China was the perfect laboratory for a massive and comprehensive study of the relationship between diet and health. In the early 1970's, the premier, Chou En Lai learned he was dying of cancer. He initiated a nationwide survey collecting data on death rates from twelve different types of cancer. The survey was monumental in scope. 880 million people, 2,400 counties, 650,000 workers. The end result was a color-coded atlas showing in detail where each type of cancer occurred in high numbers and where it was nearly nonexistent. The data showed something startling - although the vast majority of the people, 87%, were from the same ethnic group, the Han people, the variations in cancer incidence from one area to another were stark. The high incidence areas had more than 100 times as much cancer as the low incidence areas. Clearly there were very powerful environmental forces at work
Armed with this atlas, Dr. Campbell and his team built a detailed snapshot of the current state of affairs. They gathered data on 367 variables, comparing each variable with every other variable. They went to 65 different counties and did blood tests on 6,500 adults. They took urine samples and directly measured everything the families ate over a three-day period and analyzed food samples from markets around the country. By the time they were done, they had more than 8,000 statistically significant associations between lifestyle, diet, and disease variables.
As Dr. Campbell and his team began to report on the mountain of data they had accumulated, a buzz began to grow in the scientific community at large. The findings were clear, consistent, conclusive, and could not be ignored. People who ate the most animal-based foods got the most chronic disease. People who ate the most plant-based foods were the healthiest and tended to avoid chronic disease.
In the United States, we spend more money per capita on health care than any other nation on earth, yet we are failing miserably at staying healthy. Two thirds of us are overweight, half of us are taking drugs every week for one or more chronic health problems, 15 million of us have diabetes and despite new drugs and new treatments every other Wednesday, we are getting nowhere in the fight to prevent cancer and heart disease. Why is that so? Dr. Campbell says it comes down to three things: breakfast, lunch and dinner. The data from The China Study make that conclusion inarguable.

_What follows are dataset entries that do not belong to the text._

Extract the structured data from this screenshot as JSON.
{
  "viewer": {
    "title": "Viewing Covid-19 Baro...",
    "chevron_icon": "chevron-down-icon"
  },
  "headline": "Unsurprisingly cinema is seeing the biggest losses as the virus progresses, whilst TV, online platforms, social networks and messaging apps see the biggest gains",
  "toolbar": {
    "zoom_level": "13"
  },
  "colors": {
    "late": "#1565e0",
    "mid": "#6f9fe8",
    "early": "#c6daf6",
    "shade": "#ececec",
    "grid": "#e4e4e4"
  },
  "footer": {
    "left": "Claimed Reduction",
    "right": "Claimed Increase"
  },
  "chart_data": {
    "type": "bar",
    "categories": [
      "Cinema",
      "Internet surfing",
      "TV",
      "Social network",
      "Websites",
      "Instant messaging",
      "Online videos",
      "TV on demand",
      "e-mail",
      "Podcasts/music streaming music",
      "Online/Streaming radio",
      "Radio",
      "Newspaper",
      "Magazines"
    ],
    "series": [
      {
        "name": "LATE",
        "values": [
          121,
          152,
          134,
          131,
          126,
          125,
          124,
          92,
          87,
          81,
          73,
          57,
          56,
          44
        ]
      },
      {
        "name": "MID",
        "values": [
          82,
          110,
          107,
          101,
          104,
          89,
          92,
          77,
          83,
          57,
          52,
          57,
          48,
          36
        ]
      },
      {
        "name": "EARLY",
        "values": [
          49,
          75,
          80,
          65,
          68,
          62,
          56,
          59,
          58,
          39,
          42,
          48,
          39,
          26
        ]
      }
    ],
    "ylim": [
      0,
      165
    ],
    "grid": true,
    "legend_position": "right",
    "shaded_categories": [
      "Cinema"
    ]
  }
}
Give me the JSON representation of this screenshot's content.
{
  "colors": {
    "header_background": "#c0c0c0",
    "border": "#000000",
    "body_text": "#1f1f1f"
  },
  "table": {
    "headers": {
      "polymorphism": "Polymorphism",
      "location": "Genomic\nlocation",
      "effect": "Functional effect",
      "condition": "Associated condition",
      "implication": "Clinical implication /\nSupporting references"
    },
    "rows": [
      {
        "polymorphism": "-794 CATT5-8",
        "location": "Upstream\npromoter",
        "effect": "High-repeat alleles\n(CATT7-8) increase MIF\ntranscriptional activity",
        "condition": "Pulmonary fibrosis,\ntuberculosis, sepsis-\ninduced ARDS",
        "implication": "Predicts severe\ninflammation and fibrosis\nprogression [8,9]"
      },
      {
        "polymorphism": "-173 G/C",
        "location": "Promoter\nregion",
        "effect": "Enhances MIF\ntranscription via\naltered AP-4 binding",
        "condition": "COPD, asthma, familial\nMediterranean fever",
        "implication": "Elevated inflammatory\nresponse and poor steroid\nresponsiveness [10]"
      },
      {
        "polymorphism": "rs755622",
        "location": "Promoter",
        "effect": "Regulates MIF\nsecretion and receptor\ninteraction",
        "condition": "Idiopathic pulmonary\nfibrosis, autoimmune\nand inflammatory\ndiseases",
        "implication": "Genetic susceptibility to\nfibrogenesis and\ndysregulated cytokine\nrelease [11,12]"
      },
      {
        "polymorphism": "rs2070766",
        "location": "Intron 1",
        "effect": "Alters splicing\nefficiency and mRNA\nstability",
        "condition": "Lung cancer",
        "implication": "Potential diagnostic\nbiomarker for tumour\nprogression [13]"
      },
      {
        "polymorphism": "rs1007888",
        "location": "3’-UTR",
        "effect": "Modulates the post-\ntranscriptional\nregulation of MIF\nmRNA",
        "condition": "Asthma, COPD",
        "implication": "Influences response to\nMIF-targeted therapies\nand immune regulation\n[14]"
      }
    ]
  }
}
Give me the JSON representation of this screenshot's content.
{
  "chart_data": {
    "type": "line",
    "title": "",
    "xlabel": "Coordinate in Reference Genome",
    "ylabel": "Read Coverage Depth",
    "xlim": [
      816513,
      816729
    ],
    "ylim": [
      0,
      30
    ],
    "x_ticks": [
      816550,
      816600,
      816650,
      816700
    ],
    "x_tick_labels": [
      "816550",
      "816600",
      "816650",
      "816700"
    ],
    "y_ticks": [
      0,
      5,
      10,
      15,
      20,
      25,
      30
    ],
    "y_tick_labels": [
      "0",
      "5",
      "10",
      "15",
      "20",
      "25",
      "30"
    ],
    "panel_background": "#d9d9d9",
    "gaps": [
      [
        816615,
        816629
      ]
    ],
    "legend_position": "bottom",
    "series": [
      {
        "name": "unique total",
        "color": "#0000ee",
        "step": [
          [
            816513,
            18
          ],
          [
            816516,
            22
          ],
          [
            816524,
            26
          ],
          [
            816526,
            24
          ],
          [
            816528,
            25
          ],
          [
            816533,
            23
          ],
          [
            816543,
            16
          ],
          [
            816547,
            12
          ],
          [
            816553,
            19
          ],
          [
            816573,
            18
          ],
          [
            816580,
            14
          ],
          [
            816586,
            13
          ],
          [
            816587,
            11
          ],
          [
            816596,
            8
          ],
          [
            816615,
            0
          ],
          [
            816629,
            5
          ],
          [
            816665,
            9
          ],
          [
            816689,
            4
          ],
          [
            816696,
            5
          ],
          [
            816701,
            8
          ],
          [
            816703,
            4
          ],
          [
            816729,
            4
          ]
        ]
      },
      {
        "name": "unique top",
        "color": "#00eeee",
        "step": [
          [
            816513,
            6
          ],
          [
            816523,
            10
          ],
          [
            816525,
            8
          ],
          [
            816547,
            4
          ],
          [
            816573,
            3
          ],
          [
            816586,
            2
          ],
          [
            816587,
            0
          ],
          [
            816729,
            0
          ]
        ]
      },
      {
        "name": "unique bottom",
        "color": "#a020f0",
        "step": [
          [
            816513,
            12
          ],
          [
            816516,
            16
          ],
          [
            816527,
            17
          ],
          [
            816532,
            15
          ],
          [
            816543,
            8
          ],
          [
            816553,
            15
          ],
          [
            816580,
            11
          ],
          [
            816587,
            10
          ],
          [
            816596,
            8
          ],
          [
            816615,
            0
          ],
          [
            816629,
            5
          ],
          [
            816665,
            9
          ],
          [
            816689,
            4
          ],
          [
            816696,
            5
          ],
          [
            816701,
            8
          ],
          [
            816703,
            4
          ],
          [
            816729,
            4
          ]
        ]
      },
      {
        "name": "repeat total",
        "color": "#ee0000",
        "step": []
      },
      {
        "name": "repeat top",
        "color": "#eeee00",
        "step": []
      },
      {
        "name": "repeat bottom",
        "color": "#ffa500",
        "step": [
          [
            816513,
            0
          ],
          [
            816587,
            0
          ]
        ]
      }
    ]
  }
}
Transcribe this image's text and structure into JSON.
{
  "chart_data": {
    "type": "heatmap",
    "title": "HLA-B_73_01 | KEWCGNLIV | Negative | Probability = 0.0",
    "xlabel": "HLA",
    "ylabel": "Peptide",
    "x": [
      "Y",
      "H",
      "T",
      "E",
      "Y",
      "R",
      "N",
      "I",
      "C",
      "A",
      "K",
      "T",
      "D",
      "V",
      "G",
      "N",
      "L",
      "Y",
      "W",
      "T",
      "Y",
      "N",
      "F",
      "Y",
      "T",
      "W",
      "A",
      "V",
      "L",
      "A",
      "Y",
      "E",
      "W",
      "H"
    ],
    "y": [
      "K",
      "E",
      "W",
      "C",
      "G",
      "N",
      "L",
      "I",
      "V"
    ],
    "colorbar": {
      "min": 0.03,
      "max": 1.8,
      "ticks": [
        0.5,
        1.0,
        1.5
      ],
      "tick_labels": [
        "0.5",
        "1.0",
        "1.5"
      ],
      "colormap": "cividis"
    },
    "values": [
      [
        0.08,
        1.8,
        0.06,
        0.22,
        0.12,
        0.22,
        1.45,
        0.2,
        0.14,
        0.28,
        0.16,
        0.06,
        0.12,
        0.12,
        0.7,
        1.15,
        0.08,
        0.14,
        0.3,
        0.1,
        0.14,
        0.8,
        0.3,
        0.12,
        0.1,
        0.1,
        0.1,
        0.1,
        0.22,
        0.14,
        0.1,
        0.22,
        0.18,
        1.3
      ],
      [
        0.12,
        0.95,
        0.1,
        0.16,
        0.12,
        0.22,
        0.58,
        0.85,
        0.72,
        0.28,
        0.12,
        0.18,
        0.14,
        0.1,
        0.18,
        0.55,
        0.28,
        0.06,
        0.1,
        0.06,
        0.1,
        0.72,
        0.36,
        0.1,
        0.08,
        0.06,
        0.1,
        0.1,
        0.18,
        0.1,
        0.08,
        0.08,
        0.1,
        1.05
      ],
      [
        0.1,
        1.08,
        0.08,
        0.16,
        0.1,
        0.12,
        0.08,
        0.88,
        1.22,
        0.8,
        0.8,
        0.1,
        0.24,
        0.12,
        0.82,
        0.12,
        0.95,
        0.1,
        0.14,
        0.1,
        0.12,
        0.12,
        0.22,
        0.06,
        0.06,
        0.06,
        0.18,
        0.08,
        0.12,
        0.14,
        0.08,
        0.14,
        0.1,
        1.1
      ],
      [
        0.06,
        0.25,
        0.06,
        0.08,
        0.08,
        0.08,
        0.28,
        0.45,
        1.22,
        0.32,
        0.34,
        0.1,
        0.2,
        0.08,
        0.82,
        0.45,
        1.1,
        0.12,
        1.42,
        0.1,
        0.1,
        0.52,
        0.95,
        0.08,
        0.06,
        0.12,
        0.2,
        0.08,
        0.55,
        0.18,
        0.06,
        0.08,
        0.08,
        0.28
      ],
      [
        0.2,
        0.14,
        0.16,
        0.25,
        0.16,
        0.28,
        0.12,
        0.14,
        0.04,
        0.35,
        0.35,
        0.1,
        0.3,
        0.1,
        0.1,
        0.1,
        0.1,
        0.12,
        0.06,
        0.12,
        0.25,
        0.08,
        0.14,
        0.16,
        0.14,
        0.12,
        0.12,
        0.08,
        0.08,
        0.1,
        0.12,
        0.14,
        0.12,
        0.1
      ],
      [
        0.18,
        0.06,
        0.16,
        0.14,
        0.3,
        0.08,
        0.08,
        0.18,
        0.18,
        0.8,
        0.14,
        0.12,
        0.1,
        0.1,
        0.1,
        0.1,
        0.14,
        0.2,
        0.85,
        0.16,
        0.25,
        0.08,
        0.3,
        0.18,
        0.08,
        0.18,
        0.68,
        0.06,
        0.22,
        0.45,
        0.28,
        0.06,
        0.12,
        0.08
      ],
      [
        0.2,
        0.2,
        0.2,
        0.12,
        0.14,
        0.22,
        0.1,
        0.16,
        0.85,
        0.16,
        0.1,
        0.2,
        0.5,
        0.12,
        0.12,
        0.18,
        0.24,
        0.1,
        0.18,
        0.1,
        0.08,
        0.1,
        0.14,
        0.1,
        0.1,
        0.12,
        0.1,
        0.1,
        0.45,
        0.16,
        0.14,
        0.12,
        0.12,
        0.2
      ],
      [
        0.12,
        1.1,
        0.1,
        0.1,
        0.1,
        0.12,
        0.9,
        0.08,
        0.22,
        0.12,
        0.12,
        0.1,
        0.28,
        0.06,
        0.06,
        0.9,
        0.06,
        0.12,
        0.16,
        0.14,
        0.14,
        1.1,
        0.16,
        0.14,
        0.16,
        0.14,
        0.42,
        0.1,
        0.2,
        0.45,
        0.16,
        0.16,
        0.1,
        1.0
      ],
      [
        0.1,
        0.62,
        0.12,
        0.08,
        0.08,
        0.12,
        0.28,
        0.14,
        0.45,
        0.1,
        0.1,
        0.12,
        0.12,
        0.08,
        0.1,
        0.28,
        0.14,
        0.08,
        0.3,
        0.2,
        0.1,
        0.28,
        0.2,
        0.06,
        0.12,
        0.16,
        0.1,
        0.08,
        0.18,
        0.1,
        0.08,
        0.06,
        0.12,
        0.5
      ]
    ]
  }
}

The recently updated guidelines set forth by the government for healthy diets come as close to saying "Go vegetarian" as an institution that intricately involved with the meat and dairy industries is likely to come. This is the perfect time to get the real information, untainted by ties to those special interest groups. Read The China Study yourself today. Then make a list of loved ones who need to take control of their health and give them a copy.